Found this story in my emails this morning and thought that maybe Adelaide could take a lesson from the Dutch.
I'm trying to arrange my karma so I'm reborn in the Netherlands. Just in case you don't already know it there is a guy called David Hembrow who is from the UK but moved to the Netherlands for the cycling. He has a great blog called A View from the Cycle Path. It has lots of information including an interesting post rebutting all the reasons people put forward for why their country can't do what the Netherlands did.
The elephant in the Netherlands room is how flat it is. If Adelaide was as flat as anywhere in Holland more people would cycle because they would never have a hill. Then Adelaide would be forced to look at the existing infrastructure to make sure it was working properly bike-wise.
Also there is a lot of Adelaide which is flat which doesn't seem to have improved the infrastructure.
Seriously, do you think that Adelaide has hills (with the obvious exception of the 'hills')?
As replied by Michael above, hills in a city really don't correlate to reduced bicycling.
The suburban undulations would make no difference to cyclists but it's a little different for non cyclists as is wet weather, hot weather, unsafe cycling facilities, lack of facilities at work for cyclists.
I thinnk we might be underestimating two things here. Firstly the incredible flatness of the Netherlands and secondly how non-cyclists see hills.
In conversations I have with non-cyclists they always give two reasons why that don't ride, traffic and hills. I have ridden with new riders (wait for this you'll love it) at the beach and they complain about the hills. One more time and in caps AT THE BEACH.
I think it is easy for us to forget that when you are starting out you have a different perception of what does and does not constitute a hill. These are big psychological barriers to people taking up cycling and until cycling in Australia achieves something like the uptake that the Dutch have managed
we aren't going to get that level of infrastructure.
Would I sound cynical if expensive petrol and modest distances may also be a factor?
add a high population density, everyone lives close to each and and close to services.
In the UK I could ride to work, shops, entertainment venues, pubs etc. All within a 5 mile radius. My mum cycles everywhere, she's never learnt to drive and has no need when everything is on your doorstep. My home town has very few cycle paths if any. The other side of high density living in Europe is diabolical traffic making driving less attractive. we whinge about traffic in Adelaide but it is nothing compared to most of the English towns I've driven in.
I'd take Adelaide's lifestyle as a whole over anything on offer in any European city.
While he seems articulate he practices junk science.
I will suggest that saying the average distance travelled per year is universal seems controversial.
This coupled with his inappropriate presentation of information in graphs suggest that his argument sound be independently verified.
Would I sound harsh if I suggested that with the ease of publishing on the web that everything you read on the web should be given some sort of critical analysis?
No you're right. :-) I was just amused that he had a link for every objection.

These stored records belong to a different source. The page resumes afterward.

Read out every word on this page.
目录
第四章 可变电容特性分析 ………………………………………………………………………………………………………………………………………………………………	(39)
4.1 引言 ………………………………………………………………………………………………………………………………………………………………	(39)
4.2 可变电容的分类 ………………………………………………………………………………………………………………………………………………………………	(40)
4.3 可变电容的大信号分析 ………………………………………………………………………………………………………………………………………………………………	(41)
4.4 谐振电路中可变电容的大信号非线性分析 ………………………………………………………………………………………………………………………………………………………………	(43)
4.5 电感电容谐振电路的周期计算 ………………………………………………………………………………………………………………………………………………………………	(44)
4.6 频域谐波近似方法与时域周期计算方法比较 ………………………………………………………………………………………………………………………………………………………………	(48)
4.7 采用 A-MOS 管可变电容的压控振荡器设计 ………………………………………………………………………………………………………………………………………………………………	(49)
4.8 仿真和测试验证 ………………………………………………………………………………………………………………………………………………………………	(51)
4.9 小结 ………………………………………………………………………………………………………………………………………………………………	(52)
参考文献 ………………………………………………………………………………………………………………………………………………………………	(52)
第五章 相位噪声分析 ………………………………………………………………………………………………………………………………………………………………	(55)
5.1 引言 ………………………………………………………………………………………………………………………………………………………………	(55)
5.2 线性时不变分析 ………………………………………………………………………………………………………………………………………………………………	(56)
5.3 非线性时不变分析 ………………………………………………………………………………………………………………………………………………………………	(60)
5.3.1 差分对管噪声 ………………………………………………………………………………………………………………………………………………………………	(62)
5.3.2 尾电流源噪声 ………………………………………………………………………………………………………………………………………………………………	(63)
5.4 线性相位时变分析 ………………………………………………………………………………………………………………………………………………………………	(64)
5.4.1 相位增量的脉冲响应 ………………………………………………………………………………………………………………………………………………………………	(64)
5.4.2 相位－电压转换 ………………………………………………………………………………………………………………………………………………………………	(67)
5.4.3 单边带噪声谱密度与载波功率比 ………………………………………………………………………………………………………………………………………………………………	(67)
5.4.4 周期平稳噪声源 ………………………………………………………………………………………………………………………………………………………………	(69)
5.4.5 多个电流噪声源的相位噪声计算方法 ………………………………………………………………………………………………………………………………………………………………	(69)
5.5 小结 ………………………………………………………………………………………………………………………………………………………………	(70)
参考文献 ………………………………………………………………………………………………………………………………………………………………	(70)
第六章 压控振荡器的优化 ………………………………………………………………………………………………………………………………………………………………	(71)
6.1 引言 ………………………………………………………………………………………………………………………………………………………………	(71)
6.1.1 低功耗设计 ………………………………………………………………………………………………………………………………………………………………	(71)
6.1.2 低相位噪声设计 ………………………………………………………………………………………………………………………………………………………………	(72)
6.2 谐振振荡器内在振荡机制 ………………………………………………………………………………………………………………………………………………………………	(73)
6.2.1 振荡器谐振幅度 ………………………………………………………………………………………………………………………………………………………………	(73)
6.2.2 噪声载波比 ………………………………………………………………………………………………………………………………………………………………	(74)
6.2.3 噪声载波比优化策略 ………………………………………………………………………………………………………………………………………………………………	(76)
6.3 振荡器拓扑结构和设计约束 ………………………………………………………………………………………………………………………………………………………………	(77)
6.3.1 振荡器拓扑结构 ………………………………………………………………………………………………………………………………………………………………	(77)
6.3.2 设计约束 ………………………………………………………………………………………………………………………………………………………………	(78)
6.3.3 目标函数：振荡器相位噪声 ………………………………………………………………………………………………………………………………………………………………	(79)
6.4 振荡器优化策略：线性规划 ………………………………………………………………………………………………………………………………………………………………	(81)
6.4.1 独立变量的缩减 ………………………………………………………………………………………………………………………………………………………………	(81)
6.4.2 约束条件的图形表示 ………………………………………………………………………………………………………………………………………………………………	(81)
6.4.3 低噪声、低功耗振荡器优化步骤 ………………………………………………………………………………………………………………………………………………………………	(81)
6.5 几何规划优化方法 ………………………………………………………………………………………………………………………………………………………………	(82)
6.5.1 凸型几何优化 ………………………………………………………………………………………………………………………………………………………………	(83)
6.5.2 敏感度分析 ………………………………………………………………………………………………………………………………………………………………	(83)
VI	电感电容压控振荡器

I also think Hembrow is wrong about the distance and hills thing. When I moved back to Australia from studying in the UK it was clear that cycle touring was a whole different ball game when towns where a days cycling apart instead of 30 minutes.
But even with those additional factors there is a lot more that could be done to encourage cycling if there was the political will. I guess the real question is why did that political will develop in these European countries?